A hydrogen bond is an attractive force which exists between polar molecules of opposite charge. As the name implies, one part of the bond involves hydrogen atoms. Water molecules, for example, are polar molecules which have a partial negative charge (the oxygen atom) and a partial positive charge (the hydrogen atoms). When water molecules are close together, their positive and negative charges attract each other.

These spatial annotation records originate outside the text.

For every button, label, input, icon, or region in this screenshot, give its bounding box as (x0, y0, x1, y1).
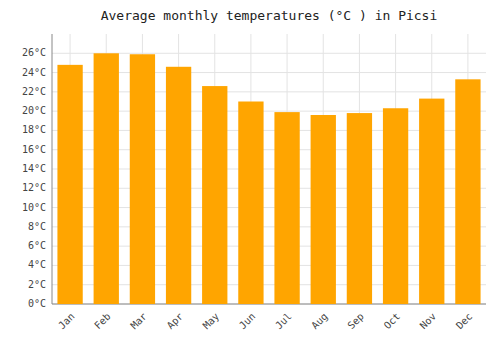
axes: 0°C 2°C 4°C 6°C 8°C 10°C 12°C 14°C 16°C 18°C 20°C 2… (22, 34, 486, 331)
x-tick-label: Mar (128, 311, 149, 332)
x-tick-label: Nov (418, 311, 439, 332)
y-tick-label: 18°C (22, 124, 46, 135)
y-tick-label: 12°C (22, 182, 46, 193)
chart-title: Average monthly temperatures (°C ) in Pi… (101, 8, 438, 23)
chart-container: 0°C 2°C 4°C 6°C 8°C 10°C 12°C 14°C 16°C 18°C 20°C 2… (0, 0, 500, 350)
y-tick-label: 26°C (22, 47, 46, 58)
y-tick-label: 10°C (22, 202, 46, 213)
x-tick-label: Jan (56, 311, 77, 332)
y-tick-label: 20°C (22, 105, 46, 116)
bar (238, 102, 263, 305)
y-tick-label: 4°C (28, 259, 46, 270)
bar (419, 99, 444, 304)
grid (52, 34, 486, 304)
x-tick-label: Feb (92, 311, 113, 332)
y-tick-label: 8°C (28, 221, 46, 232)
x-tick-label: Aug (309, 311, 330, 332)
bar (166, 67, 191, 304)
x-tick-label: Apr (165, 311, 186, 332)
bar (94, 53, 119, 304)
y-axis-line (52, 34, 53, 304)
bar (274, 112, 299, 304)
y-tick-label: 22°C (22, 86, 46, 97)
x-tick-label: May (201, 311, 222, 332)
bar (202, 86, 227, 304)
bar (311, 115, 336, 304)
y-tick-label: 0°C (28, 298, 46, 309)
y-tick-label: 2°C (28, 279, 46, 290)
x-tick-label: Sep (345, 311, 366, 332)
chart-svg: 0°C 2°C 4°C 6°C 8°C 10°C 12°C 14°C 16°C 18°C 20°C 2… (0, 0, 500, 350)
x-tick-label: Dec (454, 311, 475, 332)
bar (347, 113, 372, 304)
bar (130, 54, 155, 304)
bar (57, 65, 82, 304)
x-tick-label: Oct (382, 311, 403, 332)
bar (455, 79, 480, 304)
y-tick-label: 16°C (22, 144, 46, 155)
x-tick-label: Jun (237, 311, 258, 332)
bars (57, 53, 480, 304)
x-tick-label: Jul (273, 311, 294, 332)
y-tick-label: 6°C (28, 240, 46, 251)
bar (383, 108, 408, 304)
y-tick-label: 24°C (22, 67, 46, 78)
y-tick-label: 14°C (22, 163, 46, 174)
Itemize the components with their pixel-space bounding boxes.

The hydrogen bonds that form between water molecules account for some of the essential – and unique – properties of water. It is the attraction due to hydrogen bonds that keeps water liquid over a wider range of temperatures. This is because the energy required to break multiple hydrogen bonds causes water to have a high heat of vaporisation; that is, a large amount of energy is needed to convert liquid water, in which the molecules are attracted through their hydrogen bonds, to water vapour, in which they are not.
- Can you think of a practical application for the newly studied mixture?

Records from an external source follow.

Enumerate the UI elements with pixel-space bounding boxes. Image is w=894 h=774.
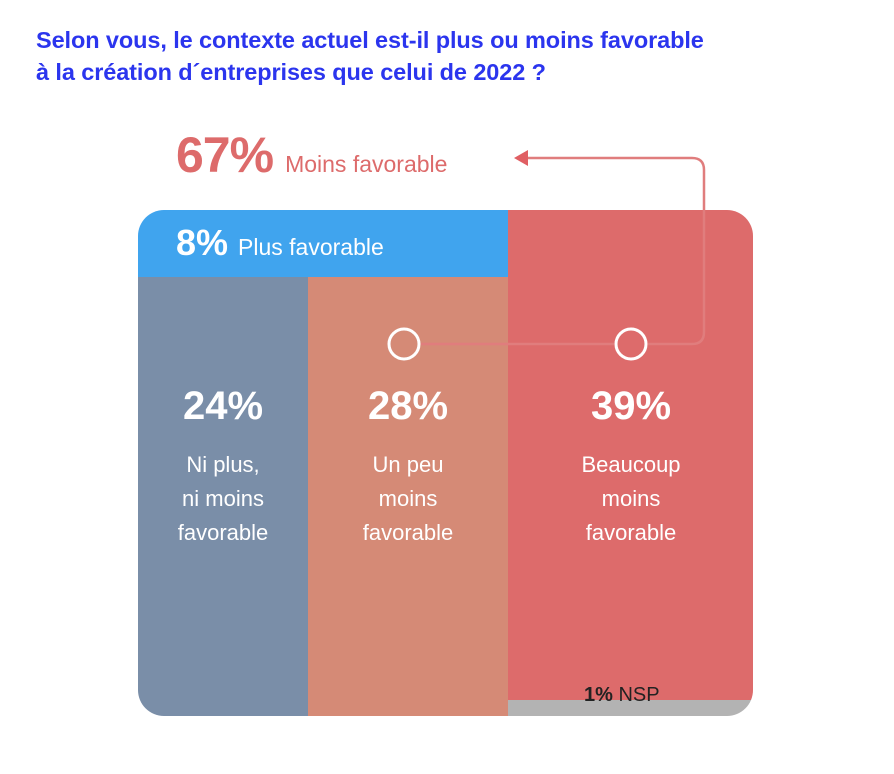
nsp-value: 1% [584, 684, 613, 706]
beaucoup-moins-label-line: favorable [585, 520, 677, 545]
ni-plus-ni-moins-label: Ni plus, ni moins favorable [133, 448, 313, 550]
bar-ni-plus-ni-moins [138, 277, 308, 716]
bar-beaucoup-moins [508, 210, 753, 700]
beaucoup-moins-label-line: moins [601, 486, 661, 511]
ni-plus-ni-moins-label-line: ni moins [182, 486, 264, 511]
beaucoup-moins-text: 39% Beaucoup moins favorable [541, 382, 721, 550]
plus-favorable-label: Plus favorable [238, 234, 384, 260]
summary-value: 67% [176, 127, 274, 183]
connector-line [421, 156, 706, 346]
beaucoup-moins-label: Beaucoup moins favorable [541, 448, 721, 550]
ni-plus-ni-moins-value: 24% [182, 384, 264, 428]
nsp-label: NSP [618, 684, 660, 706]
un-peu-moins-label-line: moins [378, 486, 438, 511]
un-peu-moins-label-line: favorable [362, 520, 454, 545]
nsp-label-group: 1% NSP [584, 684, 660, 707]
beaucoup-moins-label-line: Beaucoup [581, 452, 681, 477]
chart-title-line-2: à la création d´entreprises que celui de… [36, 59, 546, 85]
un-peu-moins-text: 28% Un peu moins favorable [318, 382, 498, 550]
bar-un-peu-moins [308, 277, 508, 716]
plus-favorable-label-group: 8% Plus favorable [176, 222, 384, 264]
plus-favorable-value: 8% [176, 222, 229, 263]
summary-headline: 67% Moins favorable [176, 126, 447, 184]
chart-title-line-1: Selon vous, le contexte actuel est-il pl… [36, 27, 704, 53]
ni-plus-ni-moins-label-line: favorable [177, 520, 269, 545]
ni-plus-ni-moins-text: 24% Ni plus, ni moins favorable [133, 382, 313, 550]
connector-circle-un-peu [387, 327, 421, 361]
arrow-head-icon [514, 150, 528, 166]
beaucoup-moins-value: 39% [590, 384, 672, 428]
un-peu-moins-label-line: Un peu [372, 452, 444, 477]
chart-title: Selon vous, le contexte actuel est-il pl… [36, 24, 856, 88]
bar-plus-favorable [138, 210, 508, 277]
un-peu-moins-value: 28% [367, 384, 449, 428]
un-peu-moins-label: Un peu moins favorable [318, 448, 498, 550]
ni-plus-ni-moins-label-line: Ni plus, [186, 452, 260, 477]
connector-circle-beaucoup [614, 327, 648, 361]
bar-nsp [508, 700, 753, 716]
summary-label: Moins favorable [285, 151, 448, 177]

- Can you think of any other mixtures that might behave in the same way?
- Explain hydrogen bonding in your own words.
- Why is hydrogen bonding so strong in water but not in other Group VI hydrides?
- Do you know any other examples of hydrogen bonding?
- Are you aware of any uses of state change?
- How much do you know about neutron analysis? How much can you find out on the worldwide web?
Resources
- The findings are reported in more detail in: Plazanet M et al. (2004) Freezing on heating of liquid solutions. Journal of Chemical Physics 121: 5031-5034, doi: 10.1063/1.1794652
- With its international funding and expertise, the Institut Laue-Langevin (ILL) offers scientists and industry the world’s leading facility in neutron science and technology. From its Grenoble site in south-eastern France, the institute operates the most intense neutron source on earth. For information about ILL, its research and events, visit: www.ill.fr
- Information on the Université Joseph Fourier in Grenoble can be found at: www.ujf-grenoble.fr
Institutions
Review
The laws of physics are seemingly defied. In a humorous style, we learn that the gaseous state does not necessarily follow the liquid state as temperature increases. Instead, some substances melt when cooled. This article gives a nice example of investigating an old topic (hydrogen bonds) in the light of recent discoveries.